Vokkaligas, Lingayats Gets Share in Reservation



    • Recently, the Karnataka Cabinet decided to categorise the two dominant communities, Vokkaligas and Lingayats, as “moderately backward” from the “backward” category in a move that could increase their share in reservation for Other Backward Classes (OBC).


    • Karnataka currently has 32% quota for OBC, and 17% and 7% quota for Scheduled Castes and Scheduled Tribes, respectively, taking the total to 56%.
    • The Panchamasali sub-sect of Veerashaiva Lingayats has demanded inclusion in the 2A category which has 15% quota from their current 3B category which has 5% quota.
    • The Vokkaliga community, which is currently in the 3A category, will be moved to a newly-created 2C category with 4% reservation. And the Lingayat community, which is in the 3B category, will now be in a new 2D category with 5% reservation.
    • The Cabinet ensures that there is no sub-categorisation of the Lingayat community.
    • It was decided on the basis of recommendations of the Karnataka State Commission for Backward Classes, which had submitted an interim report to Chief Minister Basavaraj Bommai on December 23.
    • The increase in reservation from the one granted currently to these communities — 4% for Vokkaligas and 5% for Lingayats — via redistribution of the EWS quota will be based on the population of various communities assessed by the Karnataka State Commission for Backward Classes.
    • Karnataka government will petition the Centre to approve the hike in the reservation by including it under Schedule 9 of the Constitution.
      • The Ninth Schedule contains a list of central and state laws which cannot be challenged in courts.
      • It became a part of the Constitution in 1951, when the document was amended for the first time.
      • It was created by the new Article 31B, which along with 31A was brought in by the government to protect laws related to agrarian reform and for abolishing the Zamindari system.
    • Lingayats are considered the most populous community in the state, followed by Vokkaligas.

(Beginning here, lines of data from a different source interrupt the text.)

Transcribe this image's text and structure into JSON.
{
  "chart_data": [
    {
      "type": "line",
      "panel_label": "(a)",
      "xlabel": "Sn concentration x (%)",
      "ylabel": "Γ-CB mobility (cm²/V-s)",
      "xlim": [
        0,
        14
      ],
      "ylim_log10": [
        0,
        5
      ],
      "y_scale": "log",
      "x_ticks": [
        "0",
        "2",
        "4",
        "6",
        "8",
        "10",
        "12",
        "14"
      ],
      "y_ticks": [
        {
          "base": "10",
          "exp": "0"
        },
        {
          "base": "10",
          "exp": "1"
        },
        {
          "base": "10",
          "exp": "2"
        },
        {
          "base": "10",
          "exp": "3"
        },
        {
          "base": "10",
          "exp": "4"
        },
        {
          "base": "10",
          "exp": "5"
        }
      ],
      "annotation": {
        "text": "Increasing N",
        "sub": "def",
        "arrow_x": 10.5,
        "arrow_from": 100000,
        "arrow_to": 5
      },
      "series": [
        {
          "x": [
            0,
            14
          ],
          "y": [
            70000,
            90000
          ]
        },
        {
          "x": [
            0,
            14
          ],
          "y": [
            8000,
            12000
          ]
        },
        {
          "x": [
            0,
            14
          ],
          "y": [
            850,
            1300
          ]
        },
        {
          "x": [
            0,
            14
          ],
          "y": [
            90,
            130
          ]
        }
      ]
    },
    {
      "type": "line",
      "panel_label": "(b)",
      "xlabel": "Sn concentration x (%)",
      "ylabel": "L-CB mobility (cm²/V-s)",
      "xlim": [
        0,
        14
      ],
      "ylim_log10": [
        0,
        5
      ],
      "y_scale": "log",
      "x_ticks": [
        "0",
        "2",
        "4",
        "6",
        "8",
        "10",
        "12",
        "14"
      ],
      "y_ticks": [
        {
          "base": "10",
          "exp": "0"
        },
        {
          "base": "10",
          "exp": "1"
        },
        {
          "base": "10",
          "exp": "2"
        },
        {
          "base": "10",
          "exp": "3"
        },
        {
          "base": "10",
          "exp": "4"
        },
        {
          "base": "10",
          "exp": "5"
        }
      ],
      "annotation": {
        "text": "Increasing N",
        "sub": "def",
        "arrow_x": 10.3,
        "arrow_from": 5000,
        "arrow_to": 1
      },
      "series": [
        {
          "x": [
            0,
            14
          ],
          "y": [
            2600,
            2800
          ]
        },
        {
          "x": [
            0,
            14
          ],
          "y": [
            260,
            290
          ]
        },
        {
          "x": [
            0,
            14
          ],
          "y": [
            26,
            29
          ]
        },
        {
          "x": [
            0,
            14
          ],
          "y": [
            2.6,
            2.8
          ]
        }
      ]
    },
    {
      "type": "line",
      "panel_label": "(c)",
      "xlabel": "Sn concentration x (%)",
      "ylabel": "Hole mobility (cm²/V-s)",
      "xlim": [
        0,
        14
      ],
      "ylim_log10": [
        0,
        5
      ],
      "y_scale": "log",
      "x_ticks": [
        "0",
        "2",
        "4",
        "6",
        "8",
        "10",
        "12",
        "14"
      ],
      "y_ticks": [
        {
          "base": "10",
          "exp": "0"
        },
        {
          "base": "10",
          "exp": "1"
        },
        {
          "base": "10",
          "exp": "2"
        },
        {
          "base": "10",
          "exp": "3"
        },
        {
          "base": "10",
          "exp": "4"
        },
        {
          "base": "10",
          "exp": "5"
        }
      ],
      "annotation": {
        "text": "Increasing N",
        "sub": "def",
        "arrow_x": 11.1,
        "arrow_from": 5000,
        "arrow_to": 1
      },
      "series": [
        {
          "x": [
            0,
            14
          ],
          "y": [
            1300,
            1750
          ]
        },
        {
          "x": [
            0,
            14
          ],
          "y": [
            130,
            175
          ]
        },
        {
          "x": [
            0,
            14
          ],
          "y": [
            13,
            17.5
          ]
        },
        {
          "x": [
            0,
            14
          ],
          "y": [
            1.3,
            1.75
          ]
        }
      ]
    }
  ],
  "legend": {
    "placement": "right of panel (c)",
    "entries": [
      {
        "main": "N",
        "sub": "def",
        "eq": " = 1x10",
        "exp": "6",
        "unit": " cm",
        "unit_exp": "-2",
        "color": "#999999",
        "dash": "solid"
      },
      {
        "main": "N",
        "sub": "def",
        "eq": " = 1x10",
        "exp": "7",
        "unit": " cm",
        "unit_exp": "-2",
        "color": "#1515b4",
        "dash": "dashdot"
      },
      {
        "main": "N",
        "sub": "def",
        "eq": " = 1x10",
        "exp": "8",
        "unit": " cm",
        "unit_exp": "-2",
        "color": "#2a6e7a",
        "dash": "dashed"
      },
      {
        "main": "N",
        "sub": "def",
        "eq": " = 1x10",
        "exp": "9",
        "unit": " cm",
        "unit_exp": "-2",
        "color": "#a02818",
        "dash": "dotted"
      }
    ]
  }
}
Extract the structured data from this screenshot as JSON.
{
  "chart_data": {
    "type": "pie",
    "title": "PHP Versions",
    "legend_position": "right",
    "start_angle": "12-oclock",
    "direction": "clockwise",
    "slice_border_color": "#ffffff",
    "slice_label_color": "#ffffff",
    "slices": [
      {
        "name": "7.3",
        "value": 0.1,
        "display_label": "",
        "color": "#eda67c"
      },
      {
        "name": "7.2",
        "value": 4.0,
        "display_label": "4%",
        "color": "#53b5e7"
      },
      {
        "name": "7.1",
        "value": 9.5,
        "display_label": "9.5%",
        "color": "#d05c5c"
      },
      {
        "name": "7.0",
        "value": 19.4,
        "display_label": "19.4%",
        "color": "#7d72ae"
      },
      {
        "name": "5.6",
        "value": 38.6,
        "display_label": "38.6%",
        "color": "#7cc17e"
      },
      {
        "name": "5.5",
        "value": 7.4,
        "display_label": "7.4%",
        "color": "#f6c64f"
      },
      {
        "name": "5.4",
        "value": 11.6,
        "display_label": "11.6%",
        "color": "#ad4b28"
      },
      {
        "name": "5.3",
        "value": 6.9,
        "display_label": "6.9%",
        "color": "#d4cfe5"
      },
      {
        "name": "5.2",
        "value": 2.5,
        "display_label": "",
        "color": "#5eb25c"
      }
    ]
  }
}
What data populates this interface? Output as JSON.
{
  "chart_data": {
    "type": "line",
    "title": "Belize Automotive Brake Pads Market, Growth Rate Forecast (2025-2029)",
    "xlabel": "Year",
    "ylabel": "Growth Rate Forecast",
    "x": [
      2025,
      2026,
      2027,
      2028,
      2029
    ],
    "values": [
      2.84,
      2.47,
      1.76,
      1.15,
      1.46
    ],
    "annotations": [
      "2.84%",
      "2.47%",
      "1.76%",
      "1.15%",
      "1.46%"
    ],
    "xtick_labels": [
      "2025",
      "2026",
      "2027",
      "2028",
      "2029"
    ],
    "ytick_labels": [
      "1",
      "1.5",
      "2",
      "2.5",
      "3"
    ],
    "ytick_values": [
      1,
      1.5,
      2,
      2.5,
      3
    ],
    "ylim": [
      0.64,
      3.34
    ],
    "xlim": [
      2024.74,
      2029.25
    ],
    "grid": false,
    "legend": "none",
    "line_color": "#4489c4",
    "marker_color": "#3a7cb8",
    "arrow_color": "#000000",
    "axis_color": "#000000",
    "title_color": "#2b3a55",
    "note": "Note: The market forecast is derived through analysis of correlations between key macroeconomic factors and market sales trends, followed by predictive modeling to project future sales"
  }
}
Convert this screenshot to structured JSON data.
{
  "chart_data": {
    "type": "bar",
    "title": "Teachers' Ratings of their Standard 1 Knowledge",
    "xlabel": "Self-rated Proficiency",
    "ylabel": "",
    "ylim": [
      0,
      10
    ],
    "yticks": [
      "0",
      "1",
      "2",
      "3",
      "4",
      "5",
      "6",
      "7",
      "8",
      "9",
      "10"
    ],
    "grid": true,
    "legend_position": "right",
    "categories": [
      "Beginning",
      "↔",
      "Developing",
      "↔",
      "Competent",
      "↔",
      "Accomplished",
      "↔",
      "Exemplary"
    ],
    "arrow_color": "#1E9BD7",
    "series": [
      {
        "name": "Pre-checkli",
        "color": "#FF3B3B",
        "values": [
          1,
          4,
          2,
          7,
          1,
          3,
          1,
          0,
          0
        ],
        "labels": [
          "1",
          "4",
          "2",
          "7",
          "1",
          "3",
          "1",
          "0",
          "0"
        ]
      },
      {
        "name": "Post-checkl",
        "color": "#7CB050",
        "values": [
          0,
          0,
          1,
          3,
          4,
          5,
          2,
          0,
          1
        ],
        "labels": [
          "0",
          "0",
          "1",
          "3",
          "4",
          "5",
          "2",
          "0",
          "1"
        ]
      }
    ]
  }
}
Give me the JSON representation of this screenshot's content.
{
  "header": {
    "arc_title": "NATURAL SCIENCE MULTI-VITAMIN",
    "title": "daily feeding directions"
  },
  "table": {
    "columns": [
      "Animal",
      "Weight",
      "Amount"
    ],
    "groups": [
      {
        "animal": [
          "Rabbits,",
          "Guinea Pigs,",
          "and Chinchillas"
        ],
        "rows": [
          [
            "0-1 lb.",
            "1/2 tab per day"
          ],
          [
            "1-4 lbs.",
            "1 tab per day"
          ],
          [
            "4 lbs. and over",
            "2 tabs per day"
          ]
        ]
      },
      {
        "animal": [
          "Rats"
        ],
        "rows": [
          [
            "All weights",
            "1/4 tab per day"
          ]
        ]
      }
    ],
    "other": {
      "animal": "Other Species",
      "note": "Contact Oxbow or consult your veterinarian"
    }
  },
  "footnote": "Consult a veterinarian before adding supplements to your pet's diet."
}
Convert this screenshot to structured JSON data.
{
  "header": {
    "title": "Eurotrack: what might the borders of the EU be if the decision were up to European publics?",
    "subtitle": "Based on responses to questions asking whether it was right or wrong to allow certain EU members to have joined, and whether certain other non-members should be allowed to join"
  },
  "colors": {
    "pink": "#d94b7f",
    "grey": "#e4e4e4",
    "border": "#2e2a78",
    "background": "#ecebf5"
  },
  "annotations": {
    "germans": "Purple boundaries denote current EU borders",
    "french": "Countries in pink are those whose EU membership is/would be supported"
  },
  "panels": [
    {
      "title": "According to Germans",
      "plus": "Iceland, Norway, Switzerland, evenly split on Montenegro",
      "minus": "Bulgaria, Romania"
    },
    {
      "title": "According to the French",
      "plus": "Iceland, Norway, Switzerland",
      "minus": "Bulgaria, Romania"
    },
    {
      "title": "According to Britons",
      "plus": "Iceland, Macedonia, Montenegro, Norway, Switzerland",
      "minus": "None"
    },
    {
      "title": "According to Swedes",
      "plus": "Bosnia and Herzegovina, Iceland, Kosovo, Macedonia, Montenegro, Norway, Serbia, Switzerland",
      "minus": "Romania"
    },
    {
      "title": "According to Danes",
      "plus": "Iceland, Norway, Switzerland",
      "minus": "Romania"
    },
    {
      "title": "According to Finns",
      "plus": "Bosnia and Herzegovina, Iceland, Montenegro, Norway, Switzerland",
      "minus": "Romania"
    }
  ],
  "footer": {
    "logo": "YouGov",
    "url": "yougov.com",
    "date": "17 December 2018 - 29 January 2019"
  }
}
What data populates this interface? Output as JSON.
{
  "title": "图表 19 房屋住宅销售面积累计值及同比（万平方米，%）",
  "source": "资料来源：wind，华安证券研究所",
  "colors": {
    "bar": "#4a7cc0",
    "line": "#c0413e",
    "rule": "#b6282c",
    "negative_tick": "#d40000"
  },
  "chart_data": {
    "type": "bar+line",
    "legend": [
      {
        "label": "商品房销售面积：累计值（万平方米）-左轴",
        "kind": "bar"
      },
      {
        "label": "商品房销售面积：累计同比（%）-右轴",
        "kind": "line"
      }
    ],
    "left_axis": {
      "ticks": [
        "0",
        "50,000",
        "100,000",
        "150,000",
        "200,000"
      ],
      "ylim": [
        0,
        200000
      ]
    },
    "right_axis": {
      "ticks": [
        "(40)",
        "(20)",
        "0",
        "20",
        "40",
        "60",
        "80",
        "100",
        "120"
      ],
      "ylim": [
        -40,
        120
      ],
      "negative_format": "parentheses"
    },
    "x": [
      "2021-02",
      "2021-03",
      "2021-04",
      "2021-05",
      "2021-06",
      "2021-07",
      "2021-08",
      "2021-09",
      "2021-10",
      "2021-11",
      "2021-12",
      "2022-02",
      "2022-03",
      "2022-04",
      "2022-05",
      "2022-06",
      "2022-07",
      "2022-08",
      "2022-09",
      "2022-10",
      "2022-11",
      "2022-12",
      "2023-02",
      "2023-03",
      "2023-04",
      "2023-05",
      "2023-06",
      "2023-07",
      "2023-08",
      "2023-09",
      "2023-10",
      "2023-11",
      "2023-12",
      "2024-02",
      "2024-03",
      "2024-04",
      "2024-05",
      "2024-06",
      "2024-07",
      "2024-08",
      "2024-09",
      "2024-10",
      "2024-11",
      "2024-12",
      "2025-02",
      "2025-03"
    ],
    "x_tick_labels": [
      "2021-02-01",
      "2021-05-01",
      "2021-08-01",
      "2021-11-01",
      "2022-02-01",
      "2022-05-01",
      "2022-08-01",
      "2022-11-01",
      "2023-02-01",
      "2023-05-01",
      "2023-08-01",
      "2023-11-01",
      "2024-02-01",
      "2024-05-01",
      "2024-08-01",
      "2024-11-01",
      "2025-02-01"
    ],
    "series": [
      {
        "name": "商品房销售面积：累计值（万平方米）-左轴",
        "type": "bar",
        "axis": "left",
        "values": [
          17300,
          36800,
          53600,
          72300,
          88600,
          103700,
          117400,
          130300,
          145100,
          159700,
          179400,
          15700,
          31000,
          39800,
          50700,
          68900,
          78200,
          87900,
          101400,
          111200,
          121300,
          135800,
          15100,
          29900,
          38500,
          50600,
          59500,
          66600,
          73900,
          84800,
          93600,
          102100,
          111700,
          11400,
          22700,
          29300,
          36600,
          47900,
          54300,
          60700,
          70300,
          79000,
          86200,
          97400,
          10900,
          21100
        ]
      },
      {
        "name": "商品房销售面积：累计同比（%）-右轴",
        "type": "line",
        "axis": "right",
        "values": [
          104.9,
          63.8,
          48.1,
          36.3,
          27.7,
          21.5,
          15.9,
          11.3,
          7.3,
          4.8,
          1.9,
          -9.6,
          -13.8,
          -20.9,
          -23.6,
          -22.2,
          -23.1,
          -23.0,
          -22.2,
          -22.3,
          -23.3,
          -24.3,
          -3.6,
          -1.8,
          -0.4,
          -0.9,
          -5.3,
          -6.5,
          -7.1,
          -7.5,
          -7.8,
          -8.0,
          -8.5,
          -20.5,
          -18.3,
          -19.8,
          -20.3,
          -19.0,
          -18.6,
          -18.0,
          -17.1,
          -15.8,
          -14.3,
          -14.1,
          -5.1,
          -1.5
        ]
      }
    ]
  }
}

    Who are Lingayats & Vokkaligas ?

    •  Lingayats:
      • The term Lingayat denotes a person who wears a personal linga, an iconic form of god Shiva, on the body which is received during the initiation ceremony.
      • The tradition of Lingayatism is known to have been founded by social reformer and philosopher Basavanna in 12th century Karnataka. 
      • Lingayats had been classified as a Hindu subcaste called “Veerashaiva Lingayats” and they are considered to be Shaivites.
      • The emergence of the Lingayat sect can be located within the larger trend of Bhakti movements that had swept across South India from the 8th century AD onwards.
    • Vokkaligas:
      • The agricultural communities of south Karnataka are called Vokkaligas. People belonging to the Vokkaliga community are known as Okkalia of Utkala Kingdom.
      • As a community of warriors and cultivators they have historically had notable demographic, political, and economic dominance in Old Mysore (region).
      •  It is believed by some historians that the Rashtrakutas and Western Gangas were of Vokkaliga origin. The Vokkaligas occupied administrative positions in the Vijaynagar Empire.

    Lingayat separate religion demand

    • The theological base of the demand lies in 20th century scholarship of the Vachana movement, a movement which is given liturgical (considered holy) respect among significant sections of the Veerashaiva-Lingayat sect.
    • This scholarship on the Vachana movement emphasised the movement as a 12th century revolution led by Basavanna against inequality and Sanatana Dharma (Hinduism).
    •  The political and religious leaders of these sections, that is, those who view Basavanna as the founder of the sect/religion and reject the Vedas and the Agamas, now call themselves ‘Lingayats’ and take pains to show that they are different from the rest, whom they call ‘Veerashaivas’ as the latter accept the authority of the Vedas and do not give importance to Basavanna in their Guru-parampara.

    Reservation provisions in India for OBC

    • The Kalelkar Commission, set up in 1953, was the first to identify backward classes other than the Scheduled Castes (SCs) and Scheduled Tribes (STs) at the national level.
    • The Mandal Commission Report, 1980 estimated the OBC population at 52% and classified 1,257 communities as backward.
      • It recommended increasing the existing quotas, which were only for SC/ST, from 22.5% to 49.5% to include the OBCs.
    • The central government reserved 27% of seats in union civil posts and services for OBCs [Article 16(4)].
      • The Constitution refers to the term ‘backward classes’ in Articles 15(4), 16(4) and 340(1). 
      • Articles 15(4) and 16(4) empower the State to make special provisions for any socially and educationally backward class of citizens
    • In 2008, the Supreme Court directed the central government to exclude the creamy layer (advanced sections) among the OBCs.
    • The 102nd Constitution Amendment Act, 2018 provided constitutional status to the National Commission for Backward Classes (NCBC), which was previously a statutory body under the Ministry of Social Justice and Empowerment.